Recoset-Starting a Company

Tuesday 09 March, 2010
In which our hero describes the latest way that he has found to be too busy to prepare his tax return.

It’s been official for a couple of weeks now: I’m starting a company. Well, we’re starting a company, Daniel and I. We’ve even got share certificates on official-looking paper.

The company is called Recoset (web site isn’t up yet). The name is designed to invoke “recommendation”, as in recommendation engines, most famously used at Netflix. Apart from that there’s no meaning in it: it’s a name for which we could obtain the .com and twitter accounts; which means nothing offensive in any major language; and which is not too hard to remember or spell.

So what are we doing? From my point of view, the essence of the business is:

To give small e-commerce businesses access to the tools that the big guys use.

You see, there are plenty of places that have lots of historical sales data piled up, but can’t afford to buy software that comes complete with a planeload of strangely accented guys in blue suits to install it.
Our expertise is in dealing with difficult data: when there’s not much of it, when it’s noisy, when the structure is hard to tease out. So we’re going to take our expertise and use it to let smaller e-commerce businesses make the most out of their data.
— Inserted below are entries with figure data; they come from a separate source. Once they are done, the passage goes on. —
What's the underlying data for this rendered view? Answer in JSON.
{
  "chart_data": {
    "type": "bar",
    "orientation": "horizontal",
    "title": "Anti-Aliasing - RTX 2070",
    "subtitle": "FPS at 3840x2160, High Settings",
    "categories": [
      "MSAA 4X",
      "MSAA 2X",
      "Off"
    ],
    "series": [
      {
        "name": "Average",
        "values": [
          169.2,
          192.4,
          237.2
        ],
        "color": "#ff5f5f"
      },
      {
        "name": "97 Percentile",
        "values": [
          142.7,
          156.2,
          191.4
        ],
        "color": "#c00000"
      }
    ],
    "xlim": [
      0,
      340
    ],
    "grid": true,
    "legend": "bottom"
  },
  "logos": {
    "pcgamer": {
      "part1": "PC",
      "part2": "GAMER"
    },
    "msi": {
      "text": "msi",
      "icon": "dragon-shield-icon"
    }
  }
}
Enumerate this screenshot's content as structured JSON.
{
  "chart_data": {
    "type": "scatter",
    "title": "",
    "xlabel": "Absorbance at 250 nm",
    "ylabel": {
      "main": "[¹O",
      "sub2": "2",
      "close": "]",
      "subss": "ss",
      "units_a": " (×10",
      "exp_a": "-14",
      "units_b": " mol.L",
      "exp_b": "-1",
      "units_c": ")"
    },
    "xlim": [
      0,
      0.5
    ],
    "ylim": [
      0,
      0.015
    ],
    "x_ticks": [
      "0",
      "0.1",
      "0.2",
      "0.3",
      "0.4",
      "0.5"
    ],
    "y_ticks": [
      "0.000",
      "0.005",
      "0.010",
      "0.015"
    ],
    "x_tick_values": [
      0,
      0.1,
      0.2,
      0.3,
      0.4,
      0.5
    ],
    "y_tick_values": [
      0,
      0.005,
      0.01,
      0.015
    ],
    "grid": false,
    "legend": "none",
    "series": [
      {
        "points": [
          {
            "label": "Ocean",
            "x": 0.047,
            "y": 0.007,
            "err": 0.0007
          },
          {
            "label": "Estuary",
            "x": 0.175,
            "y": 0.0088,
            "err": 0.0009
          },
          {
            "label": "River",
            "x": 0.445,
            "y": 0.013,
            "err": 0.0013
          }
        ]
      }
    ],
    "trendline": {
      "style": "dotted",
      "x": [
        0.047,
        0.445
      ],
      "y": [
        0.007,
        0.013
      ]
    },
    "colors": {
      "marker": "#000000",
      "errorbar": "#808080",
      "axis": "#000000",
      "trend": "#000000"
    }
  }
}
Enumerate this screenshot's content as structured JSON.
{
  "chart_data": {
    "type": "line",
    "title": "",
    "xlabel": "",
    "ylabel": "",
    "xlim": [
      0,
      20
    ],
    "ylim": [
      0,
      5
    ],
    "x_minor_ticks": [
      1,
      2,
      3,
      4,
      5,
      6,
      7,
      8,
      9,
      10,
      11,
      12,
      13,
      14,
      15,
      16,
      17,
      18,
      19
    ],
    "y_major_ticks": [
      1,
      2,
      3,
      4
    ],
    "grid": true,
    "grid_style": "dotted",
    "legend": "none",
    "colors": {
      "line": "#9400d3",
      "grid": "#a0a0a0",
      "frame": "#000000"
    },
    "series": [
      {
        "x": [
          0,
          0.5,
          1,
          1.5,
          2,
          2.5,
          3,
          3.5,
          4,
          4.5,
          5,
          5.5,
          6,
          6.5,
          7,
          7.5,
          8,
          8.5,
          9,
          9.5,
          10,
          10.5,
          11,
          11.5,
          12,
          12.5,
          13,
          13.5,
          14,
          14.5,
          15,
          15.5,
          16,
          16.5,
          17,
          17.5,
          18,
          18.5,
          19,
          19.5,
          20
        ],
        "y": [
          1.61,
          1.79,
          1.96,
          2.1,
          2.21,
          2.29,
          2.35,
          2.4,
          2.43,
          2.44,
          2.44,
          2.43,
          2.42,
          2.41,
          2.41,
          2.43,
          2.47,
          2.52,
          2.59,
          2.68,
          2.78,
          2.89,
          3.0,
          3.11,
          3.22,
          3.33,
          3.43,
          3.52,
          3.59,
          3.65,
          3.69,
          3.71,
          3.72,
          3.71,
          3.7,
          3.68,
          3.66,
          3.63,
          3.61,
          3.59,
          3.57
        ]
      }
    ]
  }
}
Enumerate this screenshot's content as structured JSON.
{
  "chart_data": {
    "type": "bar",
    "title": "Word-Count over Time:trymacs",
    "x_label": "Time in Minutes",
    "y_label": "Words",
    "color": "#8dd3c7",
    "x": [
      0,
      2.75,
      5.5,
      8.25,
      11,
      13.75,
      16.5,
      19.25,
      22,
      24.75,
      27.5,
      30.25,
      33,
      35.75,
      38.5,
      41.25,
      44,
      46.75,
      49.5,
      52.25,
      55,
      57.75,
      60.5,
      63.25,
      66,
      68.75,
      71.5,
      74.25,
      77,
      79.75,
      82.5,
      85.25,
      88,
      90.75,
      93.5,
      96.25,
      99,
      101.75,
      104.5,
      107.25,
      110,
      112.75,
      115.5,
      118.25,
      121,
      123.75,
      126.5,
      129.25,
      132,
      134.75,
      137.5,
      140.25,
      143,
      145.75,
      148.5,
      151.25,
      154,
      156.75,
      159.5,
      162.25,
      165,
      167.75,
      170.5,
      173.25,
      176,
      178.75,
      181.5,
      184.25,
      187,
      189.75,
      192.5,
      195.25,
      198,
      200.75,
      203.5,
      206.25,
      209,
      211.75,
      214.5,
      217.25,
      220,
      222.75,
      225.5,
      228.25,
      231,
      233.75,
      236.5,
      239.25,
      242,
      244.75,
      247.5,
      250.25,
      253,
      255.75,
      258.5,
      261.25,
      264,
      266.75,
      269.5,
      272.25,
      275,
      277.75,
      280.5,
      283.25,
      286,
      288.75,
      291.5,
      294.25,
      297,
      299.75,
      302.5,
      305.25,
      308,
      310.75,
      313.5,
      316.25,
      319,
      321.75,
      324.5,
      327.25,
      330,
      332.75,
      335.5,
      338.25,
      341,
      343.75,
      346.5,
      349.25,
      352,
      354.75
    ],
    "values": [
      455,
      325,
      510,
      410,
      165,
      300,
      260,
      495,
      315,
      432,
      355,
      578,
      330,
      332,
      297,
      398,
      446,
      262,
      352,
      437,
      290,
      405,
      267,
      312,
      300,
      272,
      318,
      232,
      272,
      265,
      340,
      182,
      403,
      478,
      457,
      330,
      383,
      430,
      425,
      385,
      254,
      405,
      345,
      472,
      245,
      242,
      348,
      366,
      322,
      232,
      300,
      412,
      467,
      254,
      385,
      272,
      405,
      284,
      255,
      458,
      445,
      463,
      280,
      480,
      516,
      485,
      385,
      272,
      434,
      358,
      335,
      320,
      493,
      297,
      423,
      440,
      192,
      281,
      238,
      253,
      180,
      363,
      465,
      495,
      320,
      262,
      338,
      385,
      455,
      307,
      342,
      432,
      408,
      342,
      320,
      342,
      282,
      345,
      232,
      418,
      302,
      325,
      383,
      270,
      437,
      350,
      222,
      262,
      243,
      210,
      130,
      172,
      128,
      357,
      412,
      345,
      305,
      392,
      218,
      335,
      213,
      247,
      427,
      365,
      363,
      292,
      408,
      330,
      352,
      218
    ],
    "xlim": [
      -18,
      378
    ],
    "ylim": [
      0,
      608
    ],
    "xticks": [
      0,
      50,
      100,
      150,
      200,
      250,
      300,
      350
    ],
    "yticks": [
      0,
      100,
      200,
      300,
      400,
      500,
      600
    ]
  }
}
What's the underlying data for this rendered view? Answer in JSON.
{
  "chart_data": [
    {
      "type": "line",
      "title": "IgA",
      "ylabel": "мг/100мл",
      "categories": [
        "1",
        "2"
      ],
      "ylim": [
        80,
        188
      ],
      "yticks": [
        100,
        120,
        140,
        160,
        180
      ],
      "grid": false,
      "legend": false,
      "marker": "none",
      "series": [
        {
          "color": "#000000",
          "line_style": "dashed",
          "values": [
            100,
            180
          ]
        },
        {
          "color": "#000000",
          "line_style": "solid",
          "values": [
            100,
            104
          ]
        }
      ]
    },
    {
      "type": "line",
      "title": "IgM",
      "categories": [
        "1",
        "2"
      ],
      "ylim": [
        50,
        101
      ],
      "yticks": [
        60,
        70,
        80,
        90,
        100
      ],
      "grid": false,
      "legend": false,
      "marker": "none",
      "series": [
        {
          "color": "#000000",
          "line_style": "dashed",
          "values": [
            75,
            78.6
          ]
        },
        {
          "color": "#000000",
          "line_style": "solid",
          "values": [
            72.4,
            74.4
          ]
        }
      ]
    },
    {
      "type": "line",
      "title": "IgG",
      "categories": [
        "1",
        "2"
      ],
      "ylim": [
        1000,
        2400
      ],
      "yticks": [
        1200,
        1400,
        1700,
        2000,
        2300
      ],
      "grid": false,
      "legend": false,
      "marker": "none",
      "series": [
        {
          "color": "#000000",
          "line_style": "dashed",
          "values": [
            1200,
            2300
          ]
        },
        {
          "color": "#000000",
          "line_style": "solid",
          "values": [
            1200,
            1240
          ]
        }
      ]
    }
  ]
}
Initially, we’re focusing on recommendations, based upon a scaling-down of the traditional algorithms to small amounts of data (this is much harder to do than scaling up, by the way, especially because you can’t just coast along in the wake of Moore’s law). By restricting ourselves to just e-commerce and not trying to make a general recommendation tool, we can dig really deeply into the problem domain and bring a lot of domain-specific knowledge to bear. And a lot of what a recommendation engine needs to know to do its job is, when presented well, very useful to the people running the business, so we’re going to provide access to that.

Of course, we have bigger plans for the future. But they might not be big in the way that people might expect.